Viendra-t-il ? Ne viendra-t-il pas ? L’orchestre, lui aussi, semble douter un instant, mais Nelson Freire finit par apparaître à tout petits pas, s’appuyant sur le bras du chef. Le contraste physique entre les deux hommes ne pourrait être plus grand, mais le géant vigoureux de certainement deux mètres de haut et le soliste, paraissant un nounours presque timide à ses côtés, révèlent une complicité évidente dans le deuxième Concerto pour piano, op. 21 de Chopin. Le long prélude d’orchestre prépare délicatement l’entrée du soliste, qui joue par cœur cette œuvre, l’une de ses préférées. Du côté des Barcelonais, l’excellence des solistes d’orchestre font de ce concerto un vrai régal : le hautbois, avec son timbre assez clair et volubile, très séducteur, ouvre le bal. Ce compositeur des plus exigeants paraît tellement facile sous les doigts de Nelson Freire, et si riche de facettes. Le Maestoso déjà virevolte sur les touches comme une danseuse gracieuse, mais les mains sont aussi puissantes quand il faut, tranchantes comme un couteau de boucher, enfin c’est le joaillier qui enfile les ornements typiques de Chopin comme des perles sur un collier, chacune à sa place, toutes brillant d’un éclat unique et façonnées de sorte à donner une unité juste et pleine.
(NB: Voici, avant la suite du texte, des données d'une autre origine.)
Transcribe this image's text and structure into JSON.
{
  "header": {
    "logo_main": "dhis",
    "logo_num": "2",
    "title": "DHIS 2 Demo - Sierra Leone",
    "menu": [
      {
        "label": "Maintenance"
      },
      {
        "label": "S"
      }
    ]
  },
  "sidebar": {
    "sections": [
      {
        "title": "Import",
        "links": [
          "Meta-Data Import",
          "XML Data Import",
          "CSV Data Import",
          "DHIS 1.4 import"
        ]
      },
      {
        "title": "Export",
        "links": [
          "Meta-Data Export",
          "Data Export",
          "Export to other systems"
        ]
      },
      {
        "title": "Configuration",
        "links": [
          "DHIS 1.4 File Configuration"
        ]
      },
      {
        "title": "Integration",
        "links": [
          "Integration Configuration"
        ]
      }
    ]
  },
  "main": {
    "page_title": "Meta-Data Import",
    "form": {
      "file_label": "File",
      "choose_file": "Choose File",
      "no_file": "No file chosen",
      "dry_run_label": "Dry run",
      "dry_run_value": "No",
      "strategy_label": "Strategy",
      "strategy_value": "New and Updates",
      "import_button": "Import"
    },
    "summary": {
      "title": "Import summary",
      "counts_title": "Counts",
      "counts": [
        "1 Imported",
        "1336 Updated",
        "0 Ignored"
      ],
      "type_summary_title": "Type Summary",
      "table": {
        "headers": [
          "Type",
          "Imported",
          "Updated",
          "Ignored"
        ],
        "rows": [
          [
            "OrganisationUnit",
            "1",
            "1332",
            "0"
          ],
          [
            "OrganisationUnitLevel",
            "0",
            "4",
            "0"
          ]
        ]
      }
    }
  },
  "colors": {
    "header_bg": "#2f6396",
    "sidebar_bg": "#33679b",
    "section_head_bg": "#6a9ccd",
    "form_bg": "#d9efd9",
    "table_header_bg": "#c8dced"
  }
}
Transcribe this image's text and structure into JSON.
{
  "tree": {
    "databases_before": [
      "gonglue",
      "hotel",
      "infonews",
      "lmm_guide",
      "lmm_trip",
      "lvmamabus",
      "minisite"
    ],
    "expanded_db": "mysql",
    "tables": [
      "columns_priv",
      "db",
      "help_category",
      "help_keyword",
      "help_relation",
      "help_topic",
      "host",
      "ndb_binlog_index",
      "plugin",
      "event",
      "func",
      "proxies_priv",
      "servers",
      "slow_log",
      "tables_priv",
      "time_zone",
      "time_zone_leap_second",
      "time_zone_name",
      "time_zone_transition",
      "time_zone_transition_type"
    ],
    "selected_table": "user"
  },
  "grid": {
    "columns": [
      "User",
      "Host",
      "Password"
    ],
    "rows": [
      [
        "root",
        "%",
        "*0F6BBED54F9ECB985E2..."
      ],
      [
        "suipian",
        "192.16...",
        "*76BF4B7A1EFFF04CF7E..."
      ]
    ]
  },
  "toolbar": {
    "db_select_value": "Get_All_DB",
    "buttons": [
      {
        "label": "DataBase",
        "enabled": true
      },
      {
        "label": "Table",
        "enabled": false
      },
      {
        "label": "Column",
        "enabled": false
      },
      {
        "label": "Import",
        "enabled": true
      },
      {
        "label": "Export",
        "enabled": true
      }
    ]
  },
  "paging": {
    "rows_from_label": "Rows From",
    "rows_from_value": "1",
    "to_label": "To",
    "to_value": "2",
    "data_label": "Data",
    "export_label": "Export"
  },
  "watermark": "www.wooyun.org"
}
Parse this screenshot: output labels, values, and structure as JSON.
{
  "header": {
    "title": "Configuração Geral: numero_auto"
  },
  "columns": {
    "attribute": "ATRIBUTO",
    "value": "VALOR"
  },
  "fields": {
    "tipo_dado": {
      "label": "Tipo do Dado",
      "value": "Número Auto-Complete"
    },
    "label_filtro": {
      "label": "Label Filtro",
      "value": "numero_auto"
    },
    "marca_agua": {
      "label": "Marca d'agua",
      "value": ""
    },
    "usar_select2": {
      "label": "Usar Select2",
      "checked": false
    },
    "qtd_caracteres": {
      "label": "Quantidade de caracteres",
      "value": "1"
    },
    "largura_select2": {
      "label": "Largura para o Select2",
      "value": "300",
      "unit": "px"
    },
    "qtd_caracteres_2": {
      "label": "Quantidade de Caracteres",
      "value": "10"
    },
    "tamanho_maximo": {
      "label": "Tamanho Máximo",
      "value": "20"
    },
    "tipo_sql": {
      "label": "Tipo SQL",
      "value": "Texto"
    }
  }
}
Encore plongé dans sa bulle à l’issue de ce premier mouvement, Nelson Freire y fait entrer le public tout aussi généreusement dans le Larghetto. Au piano de l’orchestre se mêle un sotto voce du soliste, les deux ramenant un amour de jeunesse, par des paroles tendres et caressantes. C’est étrange : à entendre le piano, l’auditeur est comme au centre d’une scène de séduction tout sauf futile. On s’y croit, on se sent beau, entouré par des compliments authentiques, enlacé par des bras bienfaisants. Mais le trémolo des violons et les sourds pizzicati des contrebasses le font clairement apparaître : il y a là un drame qui se joue, ça tourne mal, et la tendresse du co-soliste au basson ne fait qu’augmenter le déchirement.

La valse déchaînée qui se déclenche avec l’Allegro vivace ne connaît presque pas de répit, les archers dansent sur les cordes muettes avec un brin d’amusement, et les doigts, qu’on imagine à haut talon, dévalent à toute allure nombre d’escaliers imaginaires avec une légèreté et sûreté confondantes : ultime sursaut d’une œuvre magistralement jouée. Et c’est après le bis, que le sourire se fait enfin grand sur le visage de Nelson Freire, dont la virtuosité et la simplicité ont fait la conquête de Lyon si aisément.